Como exemplo, devemos citar que, na contemporaneidade, precisamos estabelecer políticas públicas que apontem para a dinâmica educacional de jovens com amplo acesso à escolarização e por isso precisam ir além daquilo que a própria escola oferece. Tais jovens são muitas vezes aprendizes independentes e buscam novas formas de aprendizagens. Por outro lado também, é necessário criar ações que possibilitem a profissionalização de jovens e adultos que foram expulsos precocemente da escola e também daqueles que, tendo completado a escolarização obrigatória, devem ter acesso a processos educacionais que os mantenham articulados com a necessária educação ao longo da vida.

A dinâmica demográfica, com o aumento do percentual de adultos e idosos na população, apresenta ainda novos desafios de manutenção da conexão dessas por meio de atividades educacionais.

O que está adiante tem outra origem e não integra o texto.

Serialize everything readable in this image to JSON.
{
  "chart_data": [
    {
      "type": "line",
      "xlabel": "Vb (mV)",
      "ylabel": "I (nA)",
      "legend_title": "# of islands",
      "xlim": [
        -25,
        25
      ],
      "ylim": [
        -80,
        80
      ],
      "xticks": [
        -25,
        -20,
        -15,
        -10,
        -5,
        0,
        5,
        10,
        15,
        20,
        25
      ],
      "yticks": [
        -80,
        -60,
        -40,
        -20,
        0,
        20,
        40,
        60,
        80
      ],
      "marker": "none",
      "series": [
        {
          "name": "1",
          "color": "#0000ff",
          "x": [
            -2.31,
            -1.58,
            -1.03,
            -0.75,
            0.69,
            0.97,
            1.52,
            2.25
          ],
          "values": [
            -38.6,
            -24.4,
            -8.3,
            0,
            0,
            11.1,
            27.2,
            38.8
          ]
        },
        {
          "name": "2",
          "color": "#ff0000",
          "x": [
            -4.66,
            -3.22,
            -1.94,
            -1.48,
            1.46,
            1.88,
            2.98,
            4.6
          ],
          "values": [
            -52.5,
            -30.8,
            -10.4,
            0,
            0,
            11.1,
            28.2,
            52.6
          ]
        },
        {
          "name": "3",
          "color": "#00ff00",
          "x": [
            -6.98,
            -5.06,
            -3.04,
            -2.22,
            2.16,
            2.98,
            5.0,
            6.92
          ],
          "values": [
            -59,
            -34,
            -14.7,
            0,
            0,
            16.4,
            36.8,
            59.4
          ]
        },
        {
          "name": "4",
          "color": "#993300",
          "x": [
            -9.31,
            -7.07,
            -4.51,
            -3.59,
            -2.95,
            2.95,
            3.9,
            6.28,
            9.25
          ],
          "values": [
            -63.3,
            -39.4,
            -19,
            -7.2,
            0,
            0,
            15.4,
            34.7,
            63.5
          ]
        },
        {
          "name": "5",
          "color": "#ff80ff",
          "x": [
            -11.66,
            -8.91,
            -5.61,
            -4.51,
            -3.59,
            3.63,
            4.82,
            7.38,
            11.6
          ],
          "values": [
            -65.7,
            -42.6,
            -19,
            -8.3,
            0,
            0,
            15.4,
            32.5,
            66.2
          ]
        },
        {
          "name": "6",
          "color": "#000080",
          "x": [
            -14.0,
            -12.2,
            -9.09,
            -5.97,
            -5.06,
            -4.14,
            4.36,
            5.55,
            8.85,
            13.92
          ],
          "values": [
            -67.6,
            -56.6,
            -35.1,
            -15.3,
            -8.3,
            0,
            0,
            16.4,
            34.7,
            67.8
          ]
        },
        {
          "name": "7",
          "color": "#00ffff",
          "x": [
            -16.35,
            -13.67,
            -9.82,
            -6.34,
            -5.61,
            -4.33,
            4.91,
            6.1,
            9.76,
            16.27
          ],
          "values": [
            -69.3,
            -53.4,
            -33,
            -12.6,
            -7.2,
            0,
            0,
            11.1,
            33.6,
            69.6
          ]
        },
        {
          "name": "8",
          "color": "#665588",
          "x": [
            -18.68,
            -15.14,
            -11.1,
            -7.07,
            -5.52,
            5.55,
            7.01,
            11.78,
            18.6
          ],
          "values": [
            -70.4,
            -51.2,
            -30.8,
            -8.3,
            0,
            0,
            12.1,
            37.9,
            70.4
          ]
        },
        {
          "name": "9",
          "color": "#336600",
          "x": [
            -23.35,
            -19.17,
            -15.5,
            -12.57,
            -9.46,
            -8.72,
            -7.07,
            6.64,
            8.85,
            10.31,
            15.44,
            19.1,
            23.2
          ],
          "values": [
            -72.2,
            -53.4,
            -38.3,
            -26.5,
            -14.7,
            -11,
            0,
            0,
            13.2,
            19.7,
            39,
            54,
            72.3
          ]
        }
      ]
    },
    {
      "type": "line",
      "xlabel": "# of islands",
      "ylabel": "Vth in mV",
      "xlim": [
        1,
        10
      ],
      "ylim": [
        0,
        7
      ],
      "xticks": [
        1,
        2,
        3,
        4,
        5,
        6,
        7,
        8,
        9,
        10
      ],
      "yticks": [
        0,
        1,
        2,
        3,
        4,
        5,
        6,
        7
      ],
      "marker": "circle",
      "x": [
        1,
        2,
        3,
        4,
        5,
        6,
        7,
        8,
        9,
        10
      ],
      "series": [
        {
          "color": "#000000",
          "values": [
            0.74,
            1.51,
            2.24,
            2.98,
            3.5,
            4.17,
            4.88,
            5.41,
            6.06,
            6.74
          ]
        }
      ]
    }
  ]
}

Uma universidade livre deve, também, enfrentar o desafio da formação continuada dos professores da educação básica, muitas vezes submetidos a processos burocratizados de ensino, por mera lógica de ascensão funcional, desprezando-se, desse modo, um processo que pelo sentido existencial deve ser convertido sempre numa oportunidade única de descobertas e encantamento pela vida e do processo de ensino-aprendizagem. É possível afirmar que, em todos esses casos, o conceito da universidade livre tem contribuições relevantes por vários meios:

  • Estabelecimento de cátedras;
  • Cursos;
  • Debates, fóruns, reuniões, seminários;
  • Outorga de títulos honoríficos;
  • Universidades de verão;
  • Certificação de saberes e competências;
  • Massive open online course (MOOC);
  • Publicações de livros;
  • Concursos E premiações;
  • Excursões;
  • Integração com programas de ensino, pesquisa e extensão das instituições das redes de educação básica e superior, associadas aos sistemas formais de ensino.